The results obtained for the massicot-containing mixtures indicate that this pigment also induces a change in the water structure surrounding the peptide C=O group but a much smaller change in the hydrogen bonding of the CNH group.

The dominant amide I maxima remain around the 1660–1650 cm-1 range for mixtures containing lead white or massicot, so no drastic changes in the proteins' secondary structures are taking place upon mixing with the pigments. However, the slight increase in the area of the 1683 (gelatin)/1688 (gelatin–lead white) cm-1component (see figs. 3a, 3b) relative to the amide I band area is revealing a partial conversion of α-helices to β-turns due to aggregation. No attempt was made to quantify the proportions of the different protein secondary structures due to their different molar absorptivities (De Jongh et al. 1996).

The mechanism by which lead white and massicot induce these changes in the proteins' water structure remains to be elucidated. Some salts have been demonstrated to affect the interactions within the protein through modification of the water structure (Damodaran and Kinsella 1982). Depending on the hydration energy and steric hindrance of the anions, salts may promote aggregation, unfolding, or dissociation of the protein (Meng and Ma 2001).

The results of the experiments carried out are expected to be independent of the substrate over which the paint layer is applied (canvas, parchment, paper, wood) and of the thickness of the paint layer, provided that the pigment-binder composition is uniform throughout it.

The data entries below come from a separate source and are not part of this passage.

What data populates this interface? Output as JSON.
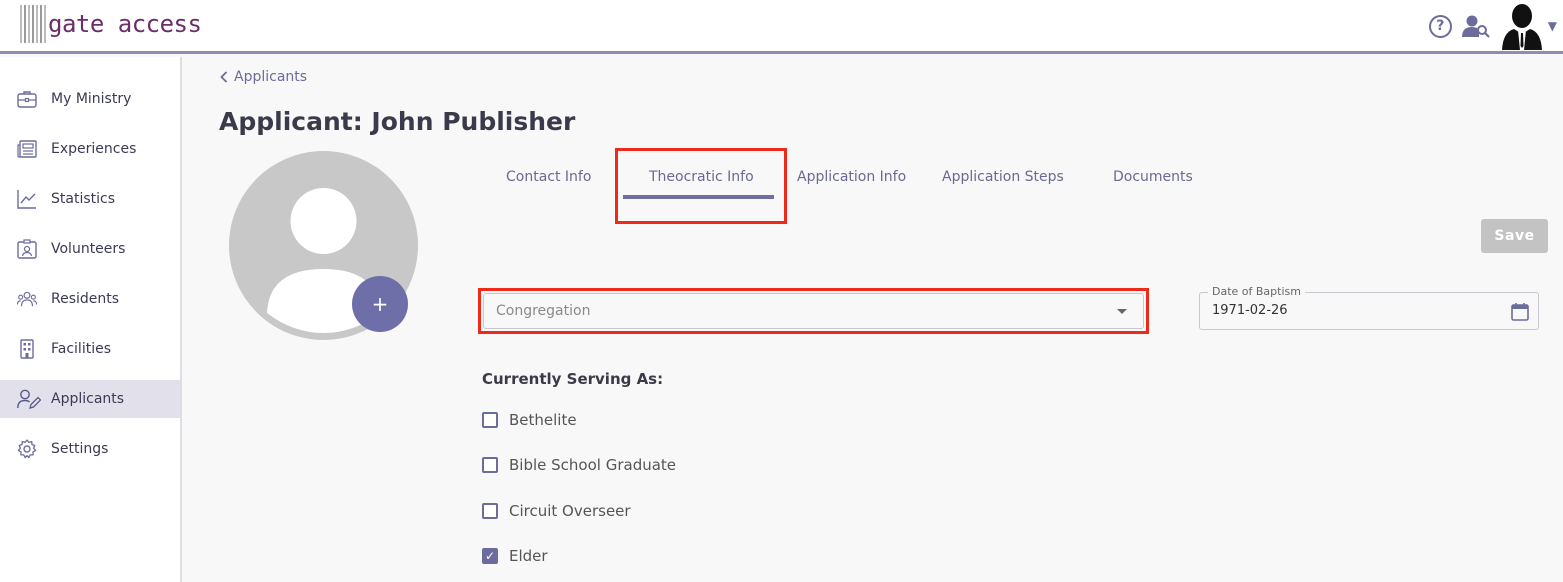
{
  "app": {
    "logo_text": "gate access"
  },
  "header": {
    "help_icon": "help-circle-icon",
    "user_search_icon": "user-search-icon",
    "profile_icon": "profile-avatar-icon"
  },
  "sidebar": {
    "items": [
      {
        "label": "My Ministry",
        "icon": "briefcase-icon"
      },
      {
        "label": "Experiences",
        "icon": "newspaper-icon"
      },
      {
        "label": "Statistics",
        "icon": "chart-line-icon"
      },
      {
        "label": "Volunteers",
        "icon": "id-badge-icon"
      },
      {
        "label": "Residents",
        "icon": "users-icon"
      },
      {
        "label": "Facilities",
        "icon": "building-icon"
      },
      {
        "label": "Applicants",
        "icon": "user-edit-icon",
        "active": true
      },
      {
        "label": "Settings",
        "icon": "gear-icon"
      }
    ]
  },
  "breadcrumb": {
    "label": "Applicants"
  },
  "page": {
    "title": "Applicant: John Publisher",
    "add_photo_label": "+"
  },
  "tabs": [
    {
      "label": "Contact Info"
    },
    {
      "label": "Theocratic Info",
      "active": true
    },
    {
      "label": "Application Info"
    },
    {
      "label": "Application Steps"
    },
    {
      "label": "Documents"
    }
  ],
  "form": {
    "save_label": "Save",
    "congregation_label": "Congregation",
    "date_label": "Date of Baptism",
    "date_value": "1971-02-26",
    "serving_label": "Currently Serving As:",
    "serving_options": [
      {
        "label": "Bethelite",
        "checked": false
      },
      {
        "label": "Bible School Graduate",
        "checked": false
      },
      {
        "label": "Circuit Overseer",
        "checked": false
      },
      {
        "label": "Elder",
        "checked": true
      }
    ]
  },
  "colors": {
    "accent": "#6e6ea8",
    "highlight": "#ee2a1a",
    "logo": "#6b2d6b"
  }
}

It should be taken into account that temperature and pH conditions during the manufacturing process of the binders will also affect the mechanical stability of the dried paint film. The influence of lead white on the partial hydrolysis that gelatin undergoes upon aging (Dupont 2002) and other degradation processes that may take place when the mixtures age naturally or are subject to accelerated aging under different conditions, such as the yellowing reported by Lawson and Yamazaki-Kleps (2002), are worth an in-depth separate study.

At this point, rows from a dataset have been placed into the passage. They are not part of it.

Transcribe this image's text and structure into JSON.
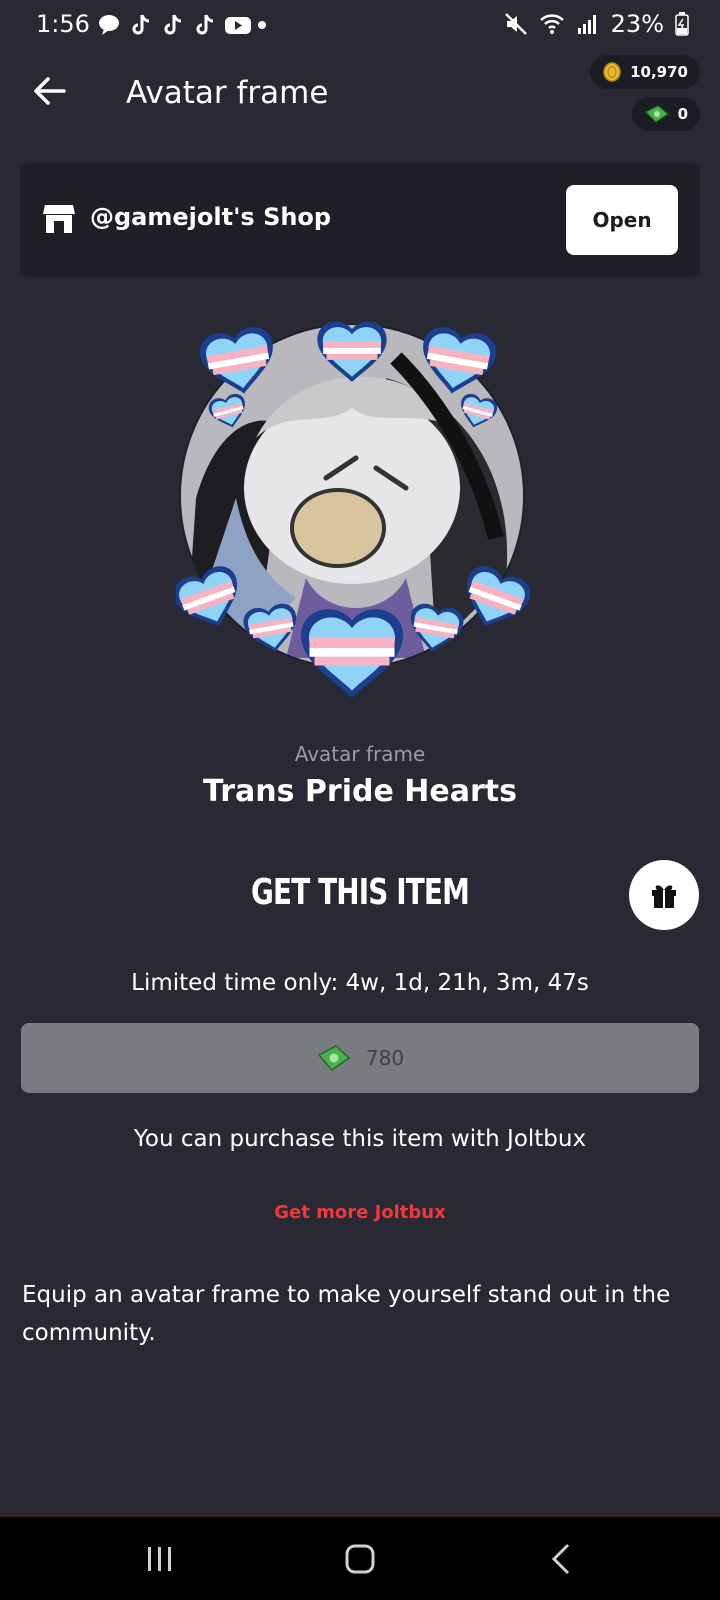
{
  "status_bar": {
    "time": "1:56",
    "battery": "23%"
  },
  "header": {
    "title": "Avatar frame"
  },
  "wallet": {
    "coins": "10,970",
    "joltbux": "0"
  },
  "shop": {
    "name": "@gamejolt's Shop",
    "open_label": "Open"
  },
  "item": {
    "type": "Avatar frame",
    "name": "Trans Pride Hearts"
  },
  "purchase": {
    "section_title": "GET THIS ITEM",
    "limited_text": "Limited time only: 4w, 1d, 21h, 3m, 47s",
    "price": "780",
    "note": "You can purchase this item with Joltbux",
    "get_more_label": "Get more Joltbux"
  },
  "description": "Equip an avatar frame to make yourself stand out in the community.",
  "colors": {
    "background": "#282932",
    "card": "#1f2027",
    "accent_red": "#f0383d",
    "price_button": "#7a7b80",
    "trans_blue": "#5bcefa",
    "trans_pink": "#f5a9b8"
  }
}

In addition, medieval treatises often recommended mixing the proteinaceous material with a glutinous or carbohydrate binder (see, for example, Merrifield 1999, 316, 156). It is well known that some carbohydrates, when added in the right proportions, form hydrogen bonds with the protein and protect it from dehydration-induced damage (Allison et al. 1998; Allison et al. 1999). The characterization of this aspect of the degradation process suggests that the addition of carbohydrates to proteinaceous materials used in consolidation treatments of lead white flaking areas may prove to be beneficial for the long-term stability of the damaged areas, though the mechanical stability and the chemical and color properties of the consolidant mixtures should be systematically evaluated first.